Die Rechtswissenschaftliche Fakultät und insbesondere der Lehrstuhl für Öffentliches Recht, Völker- und Europarecht sowie empirische Rechtsforschung haben am Freitag, den 30. Juni 2017 und Samstag, den 01. Juli 2017 wie in jedem Jahr den Verfassungsrechtlichen Moot Court veranstaltet. Dabei handelt es sich um einen Wettbewerb zwischen studentischen Teams, bei dem eine Verhandlung vor dem Bundesverfassungsgericht simuliert wird. Es wird ein Fall verhandelt, der aktuelle verfassungsrechtliche Fragen zum Gegenstand hat. Die Teilnehmer erarbeiten in kleinen Teams im Laufe des Sommersemesters einen komplexen Sachverhalt und halten am Wettbewerbstag dann in der Rolle als Kläger oder Beklagter entsprechende Plädoyers vor einer ehrenamtlichen Richterbank aus Professoren und Praktikern.

Plädoyer der Beschwerdeführer im Finale

Das Thema des diesjährigen Wettbewerbs war "Stille Nacht?! – Der Streit um den Feiertagsschutz". Die Vorrunden fanden im Bispinghof 2 statt, die Finalrunden dann wieder in den ehrwürdigen Räumlichkeiten des Oberverwaltungsgerichts und Verfassungsgerichtshofs für das Land Nordrhein-Westfalen im Aegidiikirchplatz in Münster.

Teilnehmen konnten alle Studierenden der Westfälischen Wilhelms-Universität, die zum Zeitpunkt des Wettbewerbs in ihrem ersten bis dritten Fachsemester Rechtswissenschaften studieren oder den Bereich Rechtswissenschaften als Teil eines Bachelor-Studiums belegen.

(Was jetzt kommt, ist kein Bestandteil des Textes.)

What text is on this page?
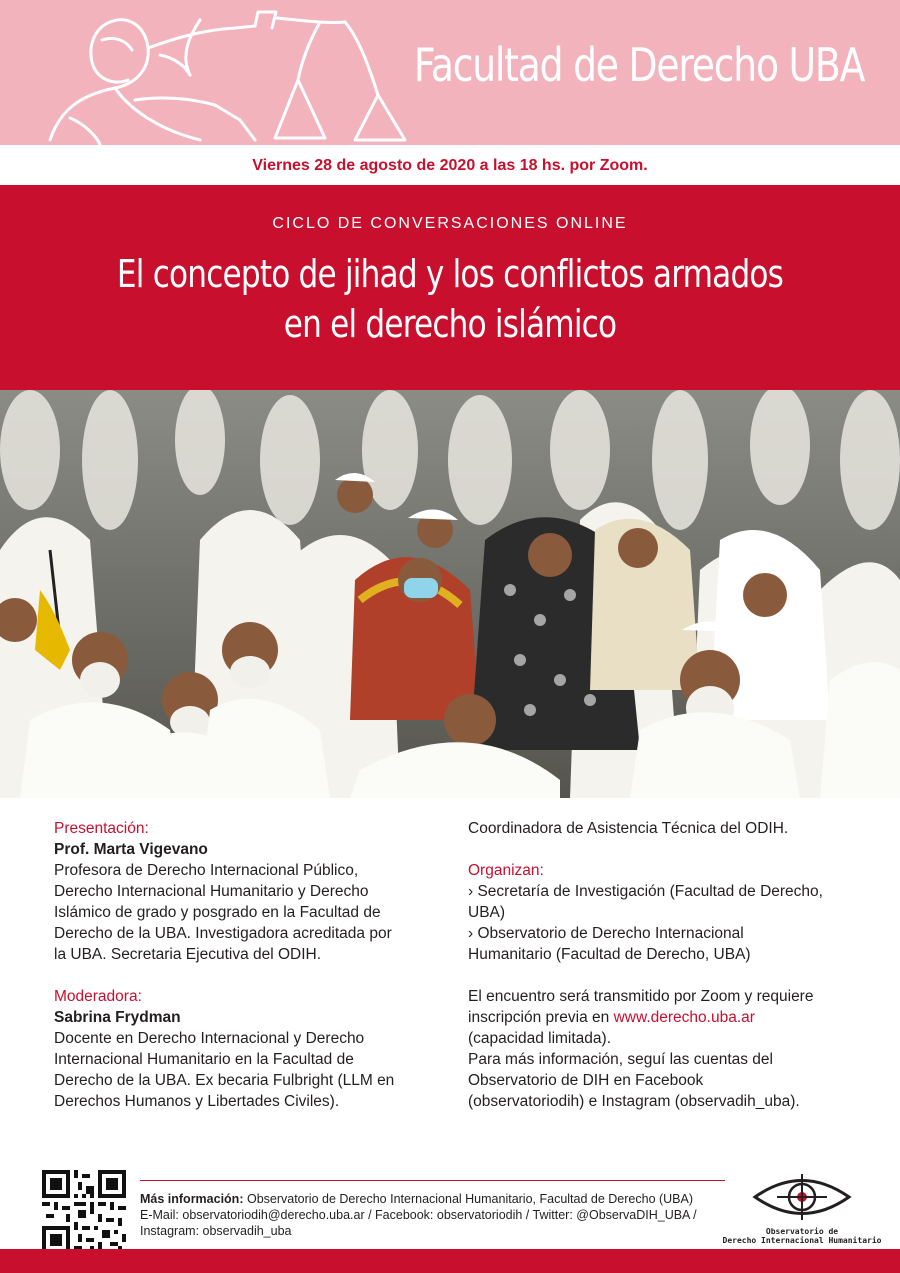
Facultad de Derecho UBA
Viernes 28 de agosto de 2020 a las 18 hs. por Zoom.
CICLO DE CONVERSACIONES ONLINE
El concepto de jihad y los conflictos armados
en el derecho islámico
Presentación:
Prof. Marta Vigevano
Profesora de Derecho Internacional Público,
Derecho Internacional Humanitario y Derecho
Islámico de grado y posgrado en la Facultad de
Derecho de la UBA. Investigadora acreditada por
la UBA. Secretaria Ejecutiva del ODIH.
Moderadora:
Sabrina Frydman
Docente en Derecho Internacional y Derecho
Internacional Humanitario en la Facultad de
Derecho de la UBA. Ex becaria Fulbright (LLM en
Derechos Humanos y Libertades Civiles).
Coordinadora de Asistencia Técnica del ODIH.
Organizan:
› Secretaría de Investigación (Facultad de Derecho,
UBA)
› Observatorio de Derecho Internacional
Humanitario (Facultad de Derecho, UBA)
El encuentro será transmitido por Zoom y requiere
inscripción previa en www.derecho.uba.ar
(capacidad limitada).
Para más información, seguí las cuentas del
Observatorio de DIH en Facebook
(observatoriodih) e Instagram (observadih_uba).
Más información: Observatorio de Derecho Internacional Humanitario, Facultad de Derecho (UBA)
E-Mail: observatoriodih@derecho.uba.ar / Facebook: observatoriodih / Twitter: @ObservaDIH_UBA /
Instagram: observadih_uba	Observatorio de
Derecho Internacional Humanitario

In diesem Jahr traten 36 Studierende des ersten bis dritten Fachsemesters beim Wettbewerb an.

Das BVerfG zieht sich zur Beratung zurück

Von der rechtwissenschaftlichen Fakultät waren Prof. Dr. Bodo Pieroth, Prof. Dr. Fabian Wittreck, Prof. Dr. Niels Petersen, Michaela Hailbronner, LL.M, J.S.D. (Yale) sowie Felix Fouchard als Richter vertreten. Zudem waren Dr. Antje Wittmann von Baumeister Rechtsanwälte sowie die Richter und Richterinnen der Verwaltungsgerichtsbarkeit Dr. Gudrun Dahme, Dr. Katrin Hahghu, Jörg Sander und Dr. Fohlbeck dabei.